Já na segunda alínea, onde se previa a possibilidade de cumulação do cargo de professor com outro técnico ou científico, sempre predominou grande controvérsia, à medida que o conceito do segundo cargo.
Isso porque, consolidou-se o entendimento de que cargo técnico é aquele que exige um conhecimento específico na área de atuação profissional, enquanto o cargo científico pressupõe uma formação específica.
Nesse sentido:
RECURSO ORDINÁRIO. MANDADO DE SEGURANÇA. SERVIDOR PÚBLICO. CARGOS DE PROFESSOR DA EDUCAÇÃO BÁSICA MUNICIPAL E TÉCNICO ASSISTENTE DA POLÍCIA CIVIL. SEGUNDO CARGO COM ATRIBUIÇÕES DE NATUREZA MERAMENTE ADMINISTRATIVA. ACUMULAÇÃO DE CARGOS. NÃO DEMONSTRADA A LIQUIDEZ E CERTEZA DO DIREITO POSTULADO. IMPOSSIBILIDADE. SEGURANÇA DENEGADA.
- Cuida-se de inconformismo contra acórdão do Tribunal de origem, que indeferiu o writ da impetrante que pretendia a acumulação remunerada dos cargos públicos de Professor da Educação Básica Municipal e de Técnico Assistente da Polícia Civil, pois considerou-se que a situação não se enquadrava na exceção prevista no art. 37, XVI, ”b”, da Constituição Federal.

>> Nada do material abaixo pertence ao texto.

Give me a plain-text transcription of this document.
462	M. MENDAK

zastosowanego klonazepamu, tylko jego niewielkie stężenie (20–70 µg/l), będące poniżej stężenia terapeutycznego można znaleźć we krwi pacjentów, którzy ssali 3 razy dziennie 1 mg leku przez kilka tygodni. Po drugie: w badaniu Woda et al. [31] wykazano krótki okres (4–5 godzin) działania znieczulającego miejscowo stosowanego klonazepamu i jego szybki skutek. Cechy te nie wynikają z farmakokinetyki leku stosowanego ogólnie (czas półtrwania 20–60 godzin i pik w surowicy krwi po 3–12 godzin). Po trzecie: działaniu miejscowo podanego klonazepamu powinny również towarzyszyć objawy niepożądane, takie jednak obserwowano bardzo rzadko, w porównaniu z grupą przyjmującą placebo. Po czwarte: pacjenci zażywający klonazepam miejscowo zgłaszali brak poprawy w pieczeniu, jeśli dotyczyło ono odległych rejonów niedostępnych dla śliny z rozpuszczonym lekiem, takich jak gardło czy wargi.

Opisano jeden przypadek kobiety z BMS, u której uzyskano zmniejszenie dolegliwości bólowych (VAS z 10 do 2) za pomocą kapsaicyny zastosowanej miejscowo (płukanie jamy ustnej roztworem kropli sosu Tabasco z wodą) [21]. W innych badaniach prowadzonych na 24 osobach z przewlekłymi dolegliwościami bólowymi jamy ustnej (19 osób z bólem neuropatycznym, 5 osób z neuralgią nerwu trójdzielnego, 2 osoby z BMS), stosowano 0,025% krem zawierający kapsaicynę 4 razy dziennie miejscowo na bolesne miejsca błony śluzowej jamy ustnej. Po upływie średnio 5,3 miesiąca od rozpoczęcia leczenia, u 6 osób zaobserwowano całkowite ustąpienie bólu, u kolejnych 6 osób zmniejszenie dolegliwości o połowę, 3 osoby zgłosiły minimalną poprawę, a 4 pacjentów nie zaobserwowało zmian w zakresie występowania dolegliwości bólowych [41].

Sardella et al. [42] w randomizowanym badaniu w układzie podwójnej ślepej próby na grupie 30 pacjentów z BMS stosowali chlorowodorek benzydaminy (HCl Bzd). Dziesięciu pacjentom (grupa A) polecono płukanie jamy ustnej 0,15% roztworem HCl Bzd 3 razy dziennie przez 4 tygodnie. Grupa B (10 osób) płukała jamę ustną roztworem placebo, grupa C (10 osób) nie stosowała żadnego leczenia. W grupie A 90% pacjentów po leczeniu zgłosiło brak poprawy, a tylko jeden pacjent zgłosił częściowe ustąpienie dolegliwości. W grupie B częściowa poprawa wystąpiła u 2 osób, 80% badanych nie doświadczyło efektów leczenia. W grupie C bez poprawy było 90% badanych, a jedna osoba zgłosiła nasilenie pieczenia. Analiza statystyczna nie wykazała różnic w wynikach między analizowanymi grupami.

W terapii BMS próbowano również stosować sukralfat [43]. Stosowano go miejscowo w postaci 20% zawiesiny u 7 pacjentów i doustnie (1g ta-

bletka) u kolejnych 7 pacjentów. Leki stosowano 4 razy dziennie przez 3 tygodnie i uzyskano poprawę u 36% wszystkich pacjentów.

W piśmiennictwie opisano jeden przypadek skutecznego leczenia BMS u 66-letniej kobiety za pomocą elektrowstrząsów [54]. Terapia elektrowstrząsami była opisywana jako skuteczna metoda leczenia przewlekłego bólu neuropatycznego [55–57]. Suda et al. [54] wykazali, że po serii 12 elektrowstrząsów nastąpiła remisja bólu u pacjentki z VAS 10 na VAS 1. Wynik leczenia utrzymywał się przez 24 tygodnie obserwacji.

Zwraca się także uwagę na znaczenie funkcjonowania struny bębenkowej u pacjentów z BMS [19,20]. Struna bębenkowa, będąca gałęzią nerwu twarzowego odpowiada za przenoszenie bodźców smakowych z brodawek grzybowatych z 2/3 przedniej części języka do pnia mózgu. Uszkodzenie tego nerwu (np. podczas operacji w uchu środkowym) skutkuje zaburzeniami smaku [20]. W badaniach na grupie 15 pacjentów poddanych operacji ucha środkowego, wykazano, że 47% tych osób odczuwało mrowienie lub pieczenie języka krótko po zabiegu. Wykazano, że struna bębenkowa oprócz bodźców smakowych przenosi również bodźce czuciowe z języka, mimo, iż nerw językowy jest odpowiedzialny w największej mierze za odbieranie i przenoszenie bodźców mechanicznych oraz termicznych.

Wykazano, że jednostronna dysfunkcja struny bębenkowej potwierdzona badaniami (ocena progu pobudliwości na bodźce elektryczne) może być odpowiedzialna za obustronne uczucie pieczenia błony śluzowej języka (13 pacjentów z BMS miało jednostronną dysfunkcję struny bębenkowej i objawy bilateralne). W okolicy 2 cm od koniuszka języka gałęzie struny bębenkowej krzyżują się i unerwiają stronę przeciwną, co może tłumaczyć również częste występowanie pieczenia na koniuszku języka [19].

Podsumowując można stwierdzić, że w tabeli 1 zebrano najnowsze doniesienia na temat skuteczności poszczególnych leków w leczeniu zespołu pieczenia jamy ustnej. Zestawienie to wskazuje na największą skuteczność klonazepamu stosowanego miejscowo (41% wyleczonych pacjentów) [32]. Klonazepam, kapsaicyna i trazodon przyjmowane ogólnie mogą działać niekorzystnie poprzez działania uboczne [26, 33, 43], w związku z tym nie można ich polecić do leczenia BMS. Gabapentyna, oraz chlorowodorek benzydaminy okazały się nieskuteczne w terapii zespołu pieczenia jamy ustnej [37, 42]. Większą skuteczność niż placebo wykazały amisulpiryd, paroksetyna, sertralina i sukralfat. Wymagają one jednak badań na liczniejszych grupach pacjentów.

- A Carta Magna estabelece a regra da impossibilidade da acumulação de cargos públicos. Contudo, a Constituição Federal, em caráter excepcional e apenas quando houver compatibilidade de horários, admitiu a acumulação de exercício de dois cargos de professor; de um cargo de professor com outro técnico ou científico; e de dois cargos privativos de profissionais de saúde. E, para fins da acumulação autorizada na alínea “b”, assentou-se nesta Corte que cargo técnico é o que requer conhecimento específico na área de atuação do profissional. 3. O atual cargo do impetrante não se enquadra na classificação de cargo técnico ou científico, tendo em vista que não requer formação específica ou conhecimento técnico. In casu, as atribuições do cargo são de natureza eminentemente burocrática e não exigem qualquer conhecimento técnico específico, pelo que resulta vedada a sua cumulação com o cargo de Professor.
- Recurso Ordinário a que se nega provimento. (RMS n. 54.203/MG, relator Ministro Herman Benjamin, Segunda Turma, julgado em 15/8/2017, DJe de 12/9/2017.)

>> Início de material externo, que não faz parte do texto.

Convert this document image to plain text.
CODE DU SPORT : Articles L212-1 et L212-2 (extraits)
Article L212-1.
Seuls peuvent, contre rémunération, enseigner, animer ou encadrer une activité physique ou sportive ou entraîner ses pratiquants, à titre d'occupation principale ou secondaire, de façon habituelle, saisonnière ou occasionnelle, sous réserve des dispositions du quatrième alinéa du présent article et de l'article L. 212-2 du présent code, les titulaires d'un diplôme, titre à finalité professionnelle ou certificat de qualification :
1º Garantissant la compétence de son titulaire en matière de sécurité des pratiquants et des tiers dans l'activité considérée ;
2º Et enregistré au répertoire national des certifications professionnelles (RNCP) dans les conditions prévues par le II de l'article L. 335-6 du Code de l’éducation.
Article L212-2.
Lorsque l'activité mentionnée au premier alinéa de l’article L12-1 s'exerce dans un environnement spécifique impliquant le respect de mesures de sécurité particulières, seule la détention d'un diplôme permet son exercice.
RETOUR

Razão pela qual, muitas das cumulações que os professores pretendiam fazer não era possível, pelo simples fato de que o segundo cargo não atendia às exigências estabelecidas para tanto.
Mas com o advento da Emenda Constitucional n.º 138/25 essa realidade mudou, já que a redação da letra b do inciso acima transcrito foi alterada passando a contar com a seguinte redação:
- b) a de um cargo de professor com outro de qualquer natureza;
Permitindo-se, a partir de então, a cumulação de proventos e de proventos com remuneração, quando o servidor possuir um cargo de professor com outro de qualquer natureza, desde que, é claro, haja compatibilidade de horário, como exige o inciso XVI do artigo 37 da Constituição Federal.